During the 1990s grinding it out at limit $15/$30 and $20/$40 was particularly difficult to beat. There wasn't a lot of gambling interest in the game, and there were a lot of strong players fighting over a small amount of dead money. We could easily reach that moment again.

Indeed, in online games, because of the rapid nature of game development and quick movement of dead money in NL HE games, we've found that many sites are almost unplayable at the online “middle limits” of $1/$2-$3/$6 NL. Part of this came from the UIGEA forcing out casual US players, but it was already starting to happen on some sites before that.

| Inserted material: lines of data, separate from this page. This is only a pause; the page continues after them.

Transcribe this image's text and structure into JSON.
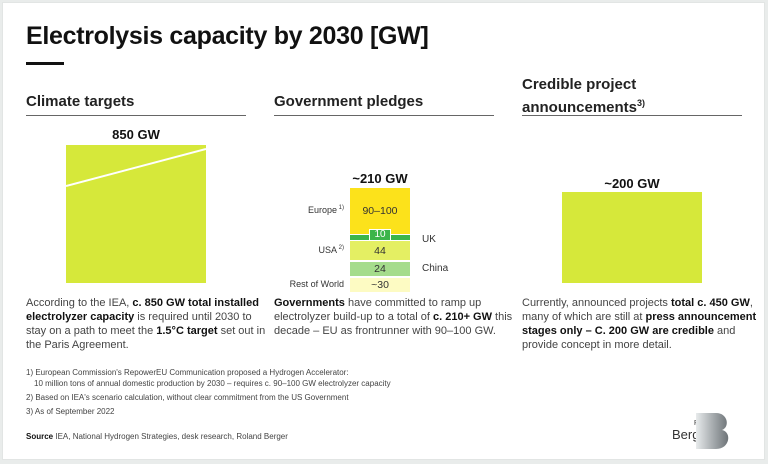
{
  "title": "Electrolysis capacity by 2030 [GW]",
  "sections": [
    {
      "title": "Climate targets",
      "title_sup": ""
    },
    {
      "title": "Government pledges",
      "title_sup": ""
    },
    {
      "title_line1": "Credible project",
      "title_line2": "announcements",
      "title_sup": "3)"
    }
  ],
  "chart_data": [
    {
      "type": "bar",
      "title": "Climate targets",
      "categories": [
        "Climate targets"
      ],
      "values": [
        850
      ],
      "data_labels": [
        "850 GW"
      ]
    },
    {
      "type": "bar",
      "title": "Government pledges",
      "stacked": true,
      "total_label": "~210 GW",
      "series": [
        {
          "name": "Europe",
          "footnote": "1)",
          "label": "90–100",
          "value": 95,
          "color": "#fce21b",
          "side": "left"
        },
        {
          "name": "UK",
          "footnote": "",
          "label": "10",
          "value": 10,
          "color": "#3cb54a",
          "side": "right"
        },
        {
          "name": "USA",
          "footnote": "2)",
          "label": "44",
          "value": 44,
          "color": "#e4ef63",
          "side": "left"
        },
        {
          "name": "China",
          "footnote": "",
          "label": "24",
          "value": 24,
          "color": "#a5dc8c",
          "side": "right"
        },
        {
          "name": "Rest of World",
          "footnote": "",
          "label": "~30",
          "value": 30,
          "color": "#fdfbc3",
          "side": "left"
        }
      ]
    },
    {
      "type": "bar",
      "title": "Credible project announcements",
      "categories": [
        "Credible project announcements"
      ],
      "values": [
        200
      ],
      "data_labels": [
        "~200 GW"
      ]
    }
  ],
  "texts": {
    "climate": [
      {
        "t": "According to the IEA, ",
        "b": false
      },
      {
        "t": "c. 850 GW total installed electrolyzer capacity",
        "b": true
      },
      {
        "t": " is required until 2030 to stay on a path to meet the ",
        "b": false
      },
      {
        "t": "1.5°C target",
        "b": true
      },
      {
        "t": " set out in the Paris Agreement.",
        "b": false
      }
    ],
    "government": [
      {
        "t": "Governments",
        "b": true
      },
      {
        "t": " have committed to ramp up electrolyzer build-up to a total of ",
        "b": false
      },
      {
        "t": "c. 210+ GW",
        "b": true
      },
      {
        "t": " this decade – EU as frontrunner with 90–100 GW.",
        "b": false
      }
    ],
    "credible": [
      {
        "t": "Currently, announced projects ",
        "b": false
      },
      {
        "t": "total c. 450 GW",
        "b": true
      },
      {
        "t": ", many of which are still at ",
        "b": false
      },
      {
        "t": "press announcement stages only – C. 200 GW are credible",
        "b": true
      },
      {
        "t": " and provide concept in more detail.",
        "b": false
      }
    ]
  },
  "footnotes": [
    "1)  European Commission's RepowerEU Communication proposed a Hydrogen Accelerator:",
    "      10 million tons of annual domestic production by 2030 – requires c. 90–100 GW electrolyzer capacity",
    "2)  Based on IEA's scenario calculation, without clear commitment from the US Government",
    "3)  As of September 2022"
  ],
  "source": {
    "label": "Source",
    "text": " IEA, National Hydrogen Strategies, desk research, Roland Berger"
  },
  "logo": {
    "line1": "Roland",
    "line2": "Berger"
  },
  "colors": {
    "accent": "#d6e83a",
    "europe": "#fce21b",
    "uk": "#3cb54a",
    "usa": "#e4ef63",
    "china": "#a5dc8c",
    "row": "#fdfbc3"
  }
}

Casino games, by contrast, will stay pretty profitable long term, since the popularity of poker has caused one likely irreversible fact: many people who previously enjoyed general casino table games now prefer poker when they visit the casino once or twice a year. There is probably enough dead money at the lowest limits to make them profitable.

Note the emphasis on lowest limits: there will be great games at $1/$2 NL and up to $5/$10 and maybe $10/$20 limit. But, those aren't make-a-living stakes. They are make-some-profitable-extra-income stakes; the same stakes I've been beating all these years and netting amounts always less than $25,000/year for 20 hours/week.

Of course, if you are highly skilled and committed to improving your game, I am absolutely sure you could seek out good games and find them at the middle limits. But, I wholeheartedly believe it would require daily trips to multiple casinos; online poker is not really going to sustain many pros at the middle limits.

Thus, I firmly believe that, moving into the post-poker-boom world, a pro needs to live near a casino Mecca (e.g., Bay Area of CA, Los Angeles area, Las Vegas, or Atlantic City), where that pro can make daily visits to the casino with minimal travel overhead. It's a matter of fact, frankly, that without a wide variety of live middle limit games to choose from, the full-time pro simply won't be able to earn enough to make poker more lucrative than other careers. Certainly, to even match my current Real Life salary (which is a relatively low NGO wage), I'd absolutely need that level of game selection. Relying on what's available online for my daily income wouldn't cut it.

So, since I'm not relocating to those places (I would really dislike living in any of them), I think this is an important reason not to go full-time pro. That leaves the question of how this issue impacts my part time play. I have decided, first and foremost, that for any larger stakes, occasional trips to the casino are likely better than frequent online play for small stakes. The game selection at casinos is basically always good, and I can have a better time and hourly rate as a recreational player and part-time pro if I visit casinos occasionally for trips where I can play 12-14 hour days for a short period of time. It's clear that for the part-time player, online cash game selection is abysmal enough that it is probably not worth the trouble for many hours per week.

That sums up my first reason for not going pro. I hope to write the next installment soon.